SYRACUSE -- The proposed redistricting of legislative House seats has Mayor Jamie Nagle concerned her constituents will have little voice at the Legislature.
Nagle said her concern is that the map adopted Thursday by the redistricting committee, and now being considered by the Legislature, could potentially divide Syracuse, which has a population of 24,000 residents, into four House legislative districts.
The map plan is for Syracuse to be represented in the House by Rep. Curt Oda, R-Clearfield; Rep. Brad Wilson, R-Kaysville; and Rep. Paul Ray, R-Clinton.
Nagle said there is the potential for a fourth House representative in city boundaries based on Syracuse's future growth westward.
Such a division, Nagle said, lends itself to her citizenry not receiving political representation because the voting districts within Syracuse may be "lumped in" with larger population segments from other cities.
"The focus is going to be on the larger entities," she said. "We need to keep communities of interest together."
The redistricting process began after the 2010 U.S. Census revealed Utah had enough residents to gain a fourth seat in the U.S. House of Representatives.

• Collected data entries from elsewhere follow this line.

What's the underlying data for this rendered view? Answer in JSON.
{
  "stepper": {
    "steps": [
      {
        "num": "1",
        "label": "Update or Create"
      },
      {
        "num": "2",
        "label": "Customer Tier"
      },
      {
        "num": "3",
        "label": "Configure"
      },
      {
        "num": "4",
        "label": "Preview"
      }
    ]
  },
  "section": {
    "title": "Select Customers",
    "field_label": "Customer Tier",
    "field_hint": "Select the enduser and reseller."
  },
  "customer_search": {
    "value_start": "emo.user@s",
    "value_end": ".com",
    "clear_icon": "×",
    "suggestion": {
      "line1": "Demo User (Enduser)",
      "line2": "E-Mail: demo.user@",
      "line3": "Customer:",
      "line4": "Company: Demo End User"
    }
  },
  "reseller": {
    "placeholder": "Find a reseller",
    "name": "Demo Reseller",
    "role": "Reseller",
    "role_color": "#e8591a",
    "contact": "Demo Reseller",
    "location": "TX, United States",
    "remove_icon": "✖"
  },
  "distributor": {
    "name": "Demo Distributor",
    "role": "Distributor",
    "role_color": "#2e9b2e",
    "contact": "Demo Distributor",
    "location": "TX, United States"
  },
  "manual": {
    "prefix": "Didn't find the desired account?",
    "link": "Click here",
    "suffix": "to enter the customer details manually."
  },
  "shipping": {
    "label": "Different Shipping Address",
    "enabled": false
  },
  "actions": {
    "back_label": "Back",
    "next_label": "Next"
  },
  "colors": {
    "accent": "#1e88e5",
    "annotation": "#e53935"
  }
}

Nagle said she made her frustrations known to the committee during the public hearings it hosted, as well as to Sen. Jerry Stevenson, R-Layton.
"Stevenson has been responsive to me," she said of the single Senate seat serving Syracuse.
"She's right in some ways," Stevenson said of Nagle's concern. But there are advantages to having more than one lawmaker lobbying for the city on the House side.
Besides, it may be too late in the redistricting process to make major changes to the map.
"Anything we do at this point is going to create a domino effect," Stevenson said.
Adding to her frustration, Nagle said, is while her city is proposed to be divided into four House districts, there are three lawmakers in Ogden living within seven miles of one another who will keep their seats as a result of the way the lines have been drawn.
"It just doesn't make any sense," Nagle said. "I think it is a shame."
Republicans are drawing up the map for every county, with the exception of Salt Lake County, where dialogue continues because of the number of Democrats there.
"But outside of Salt Lake County, there is nobody pushing back," Nagle said of what she perceives to be a flawed process.
That should concern Republicans and Democrats alike, she said.
"It makes people throw up their hands and say, 'Why do I even get involved?' "
However, the first-term mayor vows to remain steadfast in making certain her residents are represented at the state level.
"I need to speak out for the interests of the city," Nagle said, adding she will do it by working through the current system available to her.
"It is sad that politics becomes a game of what you can do versus what you should do," she said.
Democratic Party leaders across the state have also been critical of the redistricting map, accusing those in charge of drawing it up of trying to protect GOP incumbency.
Utah Republicans do not hold a patent when it comes to protecting incumbency through redistricting.
Nagle said there are areas in the country where Democrats redistrict the boundaries of elected leaders to serve to their advantage.